* Amp’s take on The Pursuit of Happyness basically confirm why I don’t plan to see it in the first place.
[The] effort Gardner puts forth in the movie really does seem (as Michael says) superhuman. In the movie2, Gardner had no real friends, no support network, no savings, no home, and a child to take care of. He was pretty much in the situation Hilzoy discusses here — no margin for error, no margin for bad luck.
There are thousands of Americans in that situation. What makes Gardner’s story so unusual — and a good subject for a major Hollywood movie — is that Gardner ended up a millionairre. The far more common story of people who don’t make it, isn’t the story of which major movies are made…
For me, the lesson to take away from “The Pursuit of Happyness” isn’t that anyone can make it in America. Gardner wasn’t “anyone.” He was broke, but he had a natural endowment of intelligence, charm and drive that made him one in ten thousand, or maybe one in a million.
I’s ludicrous to think that “Pursuit of Happyness” shows that anyone can make it; on the contrary, “Pursuit of Happyness” shows that for someone starting with nothing in America, it take a ludicrous amount of talent and drive to pull oneself up.
* In his continuing quest to make us all forget how he wrote two books from inside Bush’s colon, Bob Woodward says that Gerald Ford opposed the Iraq War. Silently.
The Ford interview — and a subsequent lengthy conversation in 2005 — took place for a future book project, though he said his comments could be published at any time after his death…

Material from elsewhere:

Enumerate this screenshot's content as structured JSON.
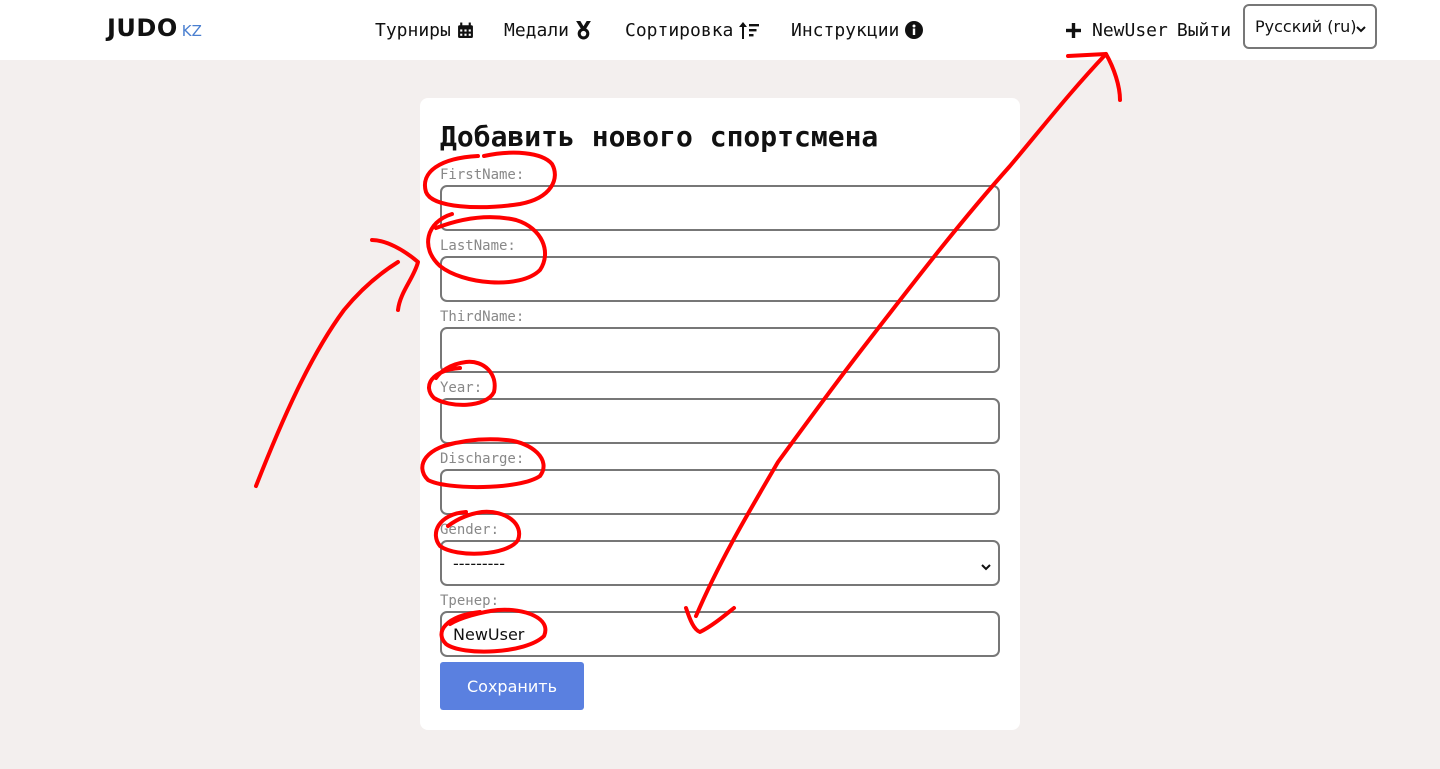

“Well, I can understand the theory of wanting to free people,” Ford said, referring to Bush’s assertion that the United States has a “duty to free people.” But the former president said he was skeptical “whether you can detach that from the obligation number one, of what’s in our national interest.” He added: “And I just don’t think we should go hellfire damnation around the globe freeing people, unless it is directly related to our own national security.”
* Actual pro-life consistency, in the oddest place. I wonder how the neocon Vatican fans will receive this one?
* Since Kevin Tillman stole his brother from the hawks, they’ve been looking for a new poster boy. Prayers answered, I guess.
Not throwing stones at the man’s sacrifice, just at the war-porn crowd’s salivating over it.